An executive behind the massive Astoria Cove housing bid in Hallets Point donated $1,000 to Borough President Melinda Katz’s campaign. And telecommunications companies concerned about the city’s Wi-Fi contract strategy have kicked $1,250 into the campaign account of Councilman Mark Weprin (D-Oakland Gardens), chairman of the Zoning and Franchises Committee, who also sits on the Technology Committee.

Once campaign spending is factored in, Katz has $78,109 on hand for a re-election bid, Councilwoman Elizabeth Crowley (D-Glendale) $51,541, Weprin $38,019, Councilwoman Julissa Ferreras (D-East Elmhurst) $16,132, Councilman Paul Vallone (D-Bayside) $12,906 and Council Majority Leader Jimmy Van Bramer (D-Sunnyside) $14,000.

Van Bramer’s and Crowley’s campaign committees have not yet declared that the politicians are running for re-election, but those close to their campaigns confirmed both are seeking a third term in City Hall.

Katz’s re-election campaign account has profited from employees at the lobbying firm Greenberg Traurig LLP, where she previously worked, and a political action committee it finances that have collectively contributed $3,810.

Others who donated generously to the borough president’s bid include Eugen Gluck, chairman of the E. Gluck watch company moving to Little Neck, who gave $2,000; leaders of the F&T Group behind the Flushing Commons development, who collectively gave $1,320; executives of the TF Cornerstone firm selected to construct the middle-income Hunter’s Point South housing complex, who collectively gave $1,000; and an Alma Realty developer managing the Astoria Cove residences proposed in Hallets Point, who gave $1,000.

As borough president, Katz is charged with issuing recommendations on proposed zoning and land use changes.

Katz spokesman Nathan Smith said her fund-raising adhered to all regulations.

“Melinda believes that we have one of the premier campaign finance systems in the world. She not only follows the letter but also the spirit of the law. Her filing reflects her commitment to these core beliefs,” Smith wrote in an e-mail.

Weprin, who criticized the city’s plan to contract with one company for the transformation of thousands of pay phones into Wi-Fi hubs, has collected in his 2017 war chest $750 from employees of Titan Outdoor LLC, a telecommunications company that has lobbied the city, and $500 from the CEO of Telebeam Communications, which joined Weprin in railing against the plan as engendering a monopoly in a press release.

Weprin did not return requests for comment.
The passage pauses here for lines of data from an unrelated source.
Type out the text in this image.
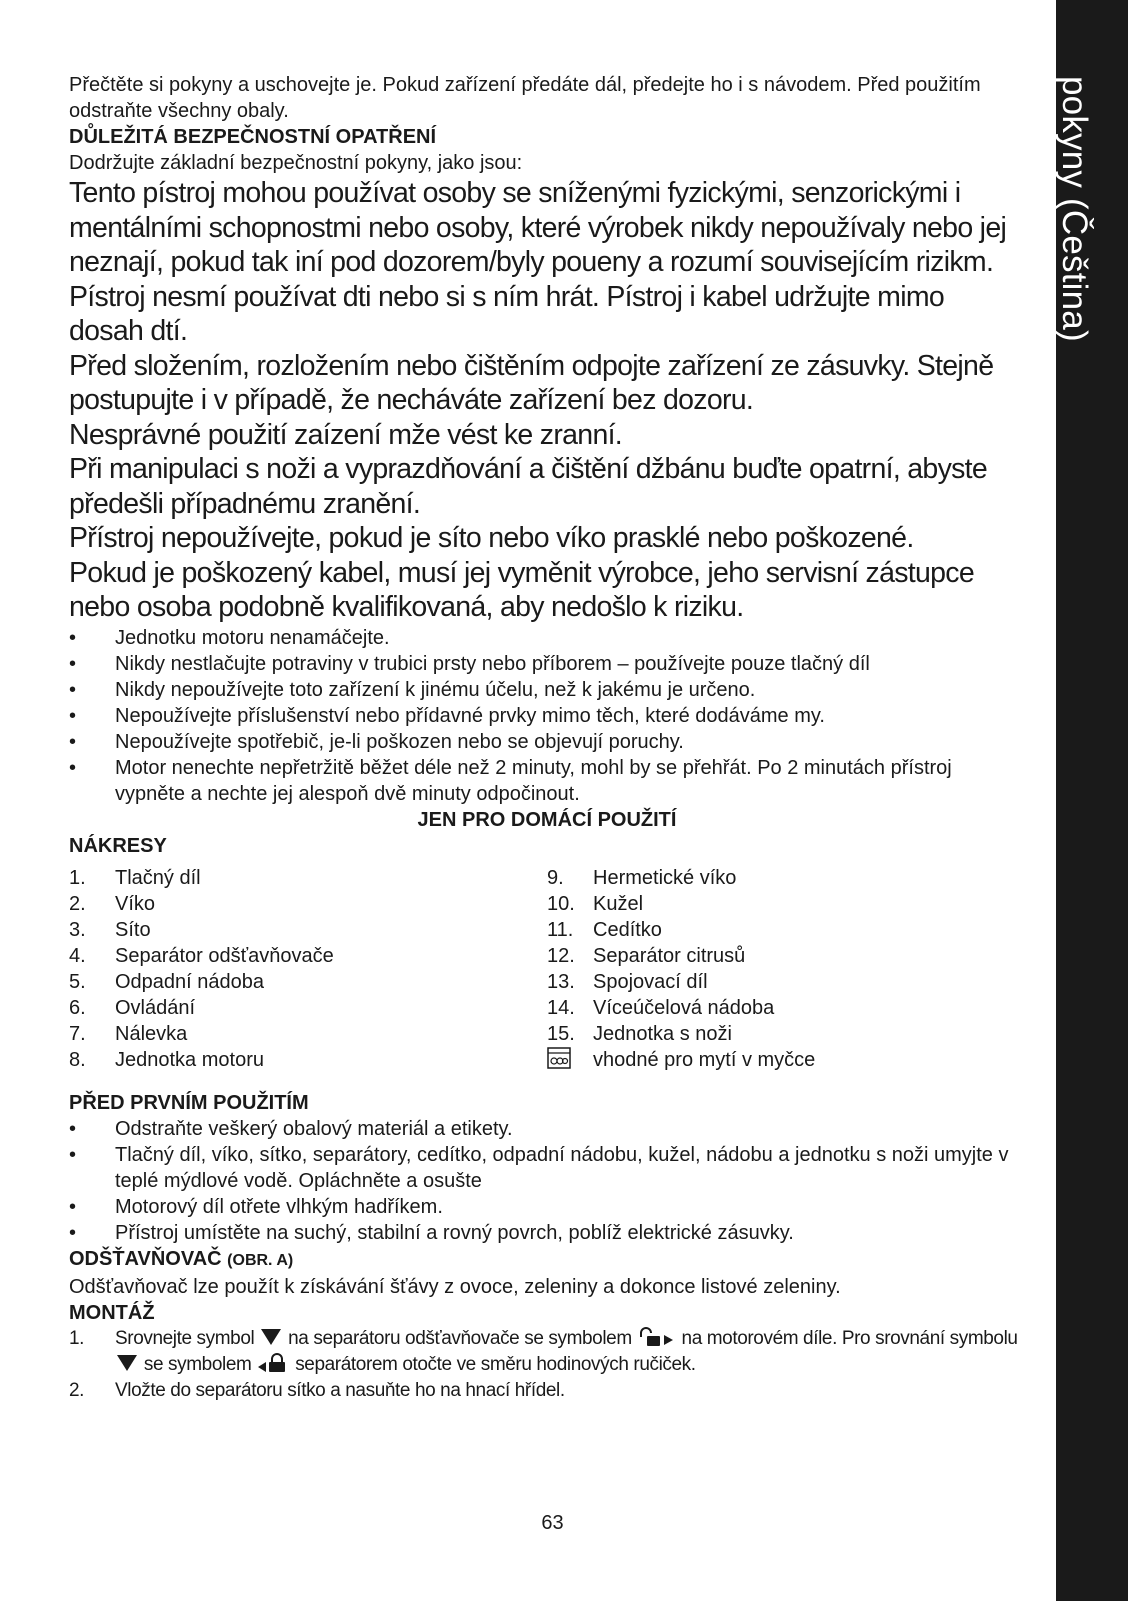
pokyny (Čeština)

Přečtěte si pokyny a uschovejte je. Pokud zařízení předáte dál, předejte ho i s návodem. Před použitím odstraňte všechny obaly.

DŮLEŽITÁ BEZPEČNOSTNÍ OPATŘENÍ

Dodržujte základní bezpečnostní pokyny, jako jsou:

Tento pístroj mohou používat osoby se sníženými fyzickými, senzorickými i mentálními schopnostmi nebo osoby, které výrobek nikdy nepoužívaly nebo jej neznají, pokud tak iní pod dozorem/byly poueny a rozumí souvisejícím rizikm.

Pístroj nesmí používat dti nebo si s ním hrát. Pístroj i kabel udržujte mimo dosah dtí.

Před složením, rozložením nebo čištěním odpojte zařízení ze zásuvky. Stejně postupujte i v případě, že necháváte zařízení bez dozoru.

Nesprávné použití zaízení mže vést ke zranní.

Při manipulaci s noži a vyprazdňování a čištění džbánu buďte opatrní, abyste předešli případnému zranění.

Přístroj nepoužívejte, pokud je síto nebo víko prasklé nebo poškozené.

Pokud je poškozený kabel, musí jej vyměnit výrobce, jeho servisní zástupce nebo osoba podobně kvalifikovaná, aby nedošlo k riziku.

• Jednotku motoru nenamáčejte.
• Nikdy nestlačujte potraviny v trubici prsty nebo příborem – používejte pouze tlačný díl
• Nikdy nepoužívejte toto zařízení k jinému účelu, než k jakému je určeno.
• Nepoužívejte příslušenství nebo přídavné prvky mimo těch, které dodáváme my.
• Nepoužívejte spotřebič, je-li poškozen nebo se objevují poruchy.
• Motor nenechte nepřetržitě běžet déle než 2 minuty, mohl by se přehřát. Po 2 minutách přístroj vypněte a nechte jej alespoň dvě minuty odpočinout.

JEN PRO DOMÁCÍ POUŽITÍ

NÁKRESY

1.	Tlačný díl
2.	Víko
3.	Síto
4.	Separátor odšťavňovače
5.	Odpadní nádoba
6.	Ovládání
7.	Nálevka
8.	Jednotka motoru
9.	Hermetické víko
10. Kužel
11. Cedítko
12. Separátor citrusů
13. Spojovací díl
14. Víceúčelová nádoba
15. Jednotka s noži
vhodné pro mytí v myčce

PŘED PRVNÍM POUŽITÍM

• Odstraňte veškerý obalový materiál a etikety.
• Tlačný díl, víko, sítko, separátory, cedítko, odpadní nádobu, kužel, nádobu a jednotku s noži umyjte v teplé mýdlové vodě. Opláchněte a osušte
• Motorový díl otřete vlhkým hadříkem.
• Přístroj umístěte na suchý, stabilní a rovný povrch, poblíž elektrické zásuvky.

ODŠŤAVŇOVAČ (OBR. A)

Odšťavňovač lze použít k získávání šťávy z ovoce, zeleniny a dokonce listové zeleniny.

MONTÁŽ

1. Srovnejte symbol na separátoru odšťavňovače se symbolem	na motorovém díle. Pro srovnání symbolu  se symbolem separátorem otočte ve směru hodinových ručiček.
2. Vložte do separátoru sítko a nasuňte ho na hnací hřídel.
63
The executive director of the New York Hospitality Alliance has been bundling donations for Weprin, amassing $1,250 from restaurateurs and developers for the legislator, who sits on the Land Use and Economic Development committees.
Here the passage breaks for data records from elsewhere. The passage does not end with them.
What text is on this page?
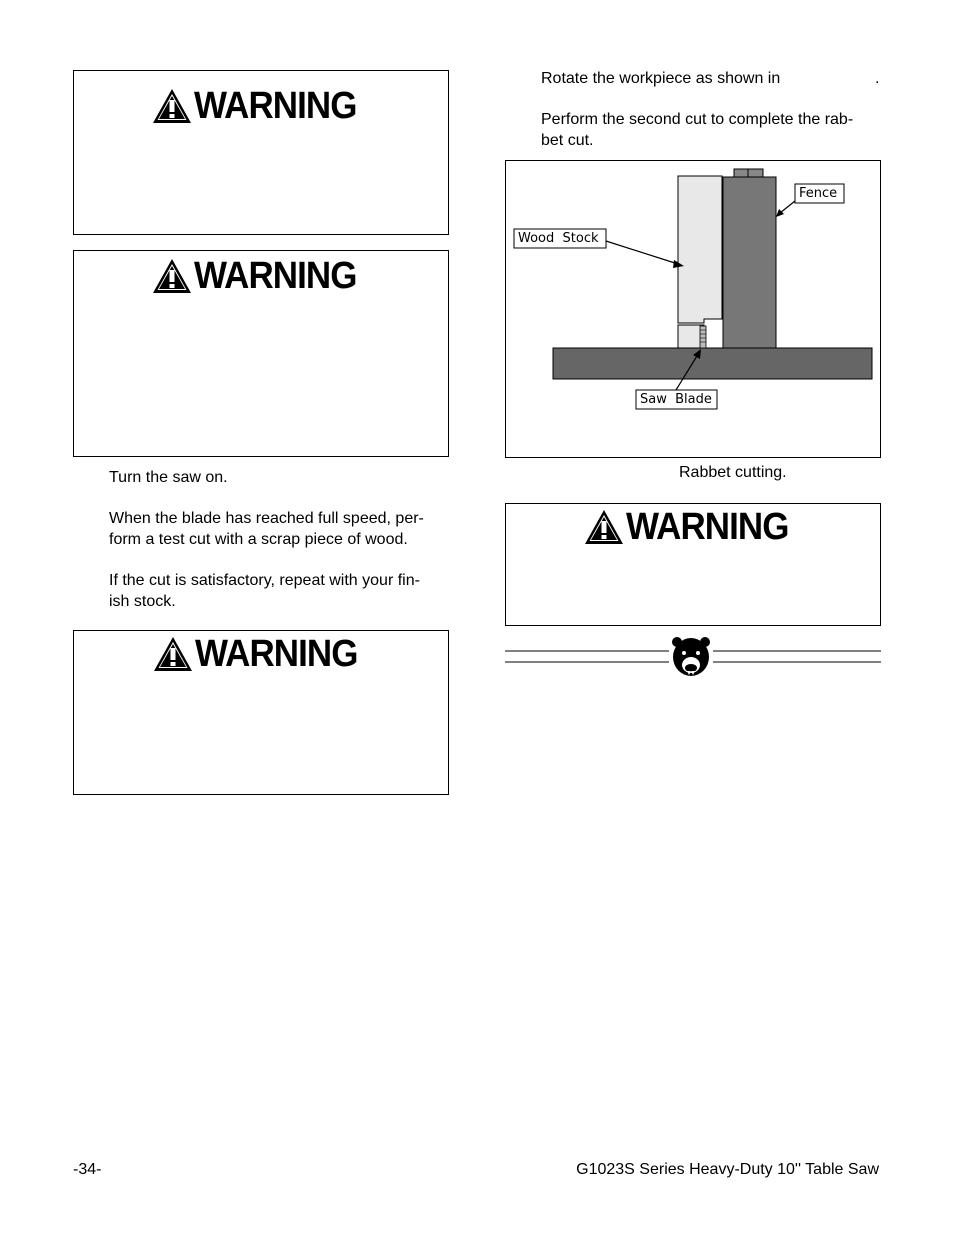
WARNING
WARNING
Turn the saw on.
When the blade has reached full speed, per-
form a test cut with a scrap piece of wood.
If the cut is satisfactory, repeat with your fin-
ish stock.
WARNING
Rotate the workpiece as shown in	.
Perform the second cut to complete the rab-
bet cut.
Fence
Wood  Stock
Saw  Blade
Rabbet cutting.
WARNING
-34-	G1023S Series Heavy-Duty 10'' Table Saw
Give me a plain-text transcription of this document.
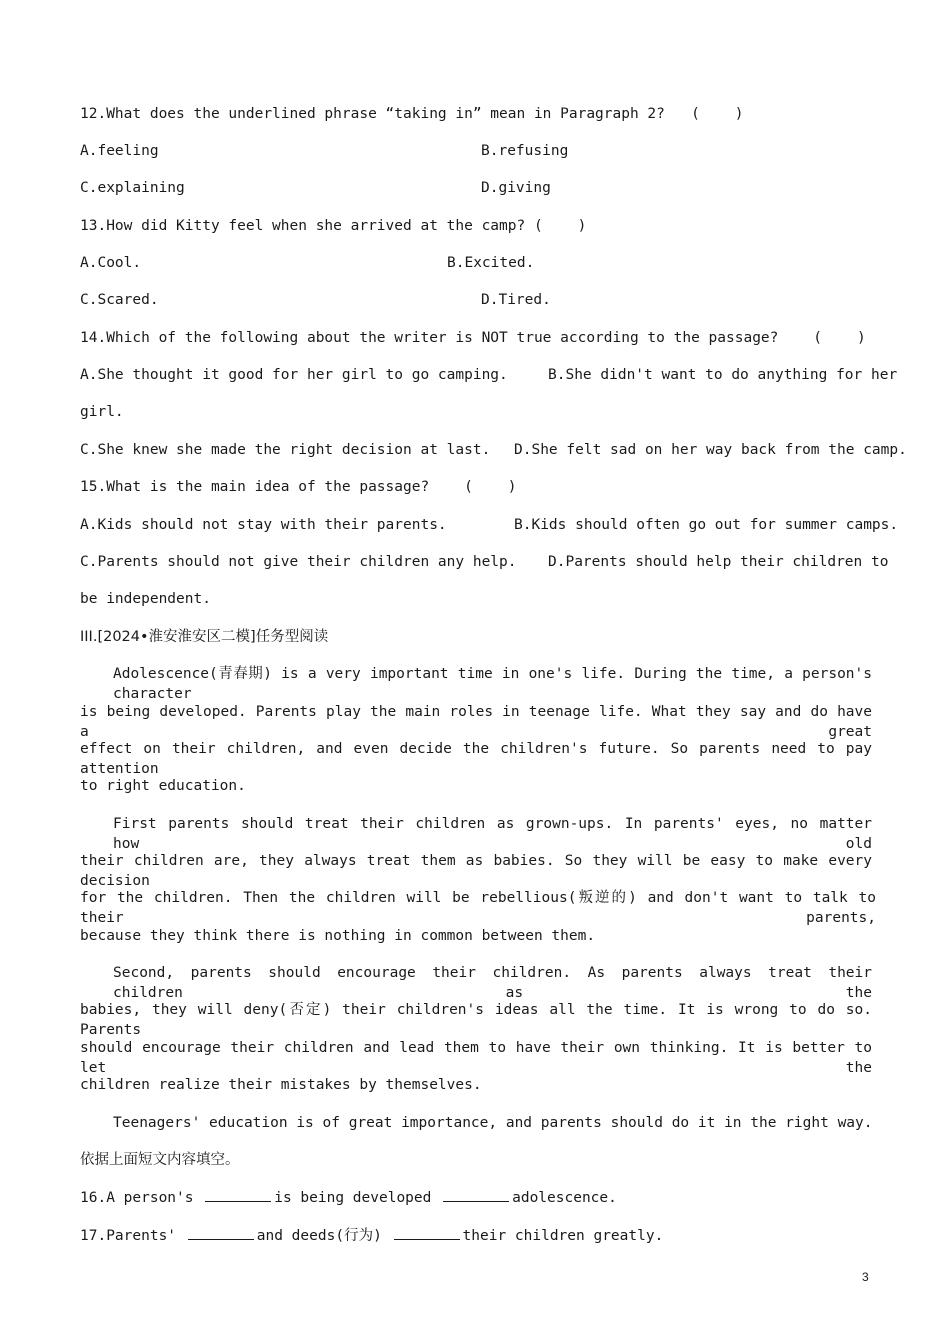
12.What does the underlined phrase “taking in” mean in Paragraph 2?   (    )
A.feeling	B.refusing
C.explaining	D.giving
13.How did Kitty feel when she arrived at the camp? (    )
A.Cool.	B.Excited.
C.Scared.	D.Tired.
14.Which of the following about the writer is NOT true according to the passage?    (    )
A.She thought it good for her girl to go camping.	B.She didn't want to do anything for her
girl.
C.She knew she made the right decision at last. D.She felt sad on her way back from the camp.
15.What is the main idea of the passage?    (    )
A.Kids should not stay with their parents.	B.Kids should often go out for summer camps.
C.Parents should not give their children any help. D.Parents should help their children to
be independent.
III.[2024•淮安淮安区二模]任务型阅读
Adolescence(青春期) is a very important time in one's life. During the time, a person's character
is being developed. Parents play the main roles in teenage life. What they say and do have a great
effect on their children, and even decide the children's future. So parents need to pay attention
to right education.
First parents should treat their children as grown-ups. In parents' eyes, no matter how old
their children are, they always treat them as babies. So they will be easy to make every decision
for the children. Then the children will be rebellious(叛逆的) and don't want to talk to their parents,
because they think there is nothing in common between them.
Second, parents should encourage their children. As parents always treat their children as the
babies, they will deny(否定) their children's ideas all the time. It is wrong to do so. Parents
should encourage their children and lead them to have their own thinking. It is better to let the
children realize their mistakes by themselves.
Teenagers' education is of great importance, and parents should do it in the right way.
依据上面短文内容填空。
16.A person's	is being developed	adolescence.
17.Parents'	and deeds(行为)	their children greatly.
3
Weprin returned a $1,375 contribution from Steel Equities, a company involved with the remodeling of a Little Neck warehouse neighbors have spurned, but he kept a $1,375 donation from an executive of E. Gluck, which is moving onto the site.
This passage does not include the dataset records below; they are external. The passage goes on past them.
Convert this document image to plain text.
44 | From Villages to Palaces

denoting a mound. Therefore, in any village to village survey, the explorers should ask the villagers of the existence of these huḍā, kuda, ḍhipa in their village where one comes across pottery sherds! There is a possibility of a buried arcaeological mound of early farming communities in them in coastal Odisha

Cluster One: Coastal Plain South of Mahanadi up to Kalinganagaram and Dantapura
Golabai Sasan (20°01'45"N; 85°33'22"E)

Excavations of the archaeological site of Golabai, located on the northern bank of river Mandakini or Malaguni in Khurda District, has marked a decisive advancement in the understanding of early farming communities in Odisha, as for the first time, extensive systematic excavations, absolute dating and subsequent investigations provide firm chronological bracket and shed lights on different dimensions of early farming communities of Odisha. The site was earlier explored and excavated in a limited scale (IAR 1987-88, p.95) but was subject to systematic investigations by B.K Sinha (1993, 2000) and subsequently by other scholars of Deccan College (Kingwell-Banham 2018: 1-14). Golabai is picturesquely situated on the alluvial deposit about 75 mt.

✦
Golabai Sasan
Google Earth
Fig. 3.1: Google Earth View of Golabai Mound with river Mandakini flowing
Crowley’s campaign benefited from several construction firms and labor organizations, with a man from Local 3 of the International Brotherhood of Electrical Workers bundling $750 for her planned 2017 run. She sits on the Civil Service and Labor Committee.

“She is also a proud card carrying member of the Building Trades, so her base of support should be of no surprise,” Crowley spokesman Javier Lacayo wrote in an e-mail.

Many of the top individual investors in Ferreras’ campaign hail from Brooklyn, including Brooklyn Nets investor and Russian-American Ahron Hersh. Ferreras chairs the Council’s Committee on Finance and is a member of its Consumer Affairs and Economic Development committees.

The largest donations funneled into Vallone’s campaign were smaller than those pocketed by his colleagues, with his top backer, a Columbia University director, pitching in $1,750.

Van Bramer’s committee contains $14,000 transferred from the remains of his 2013 war chest.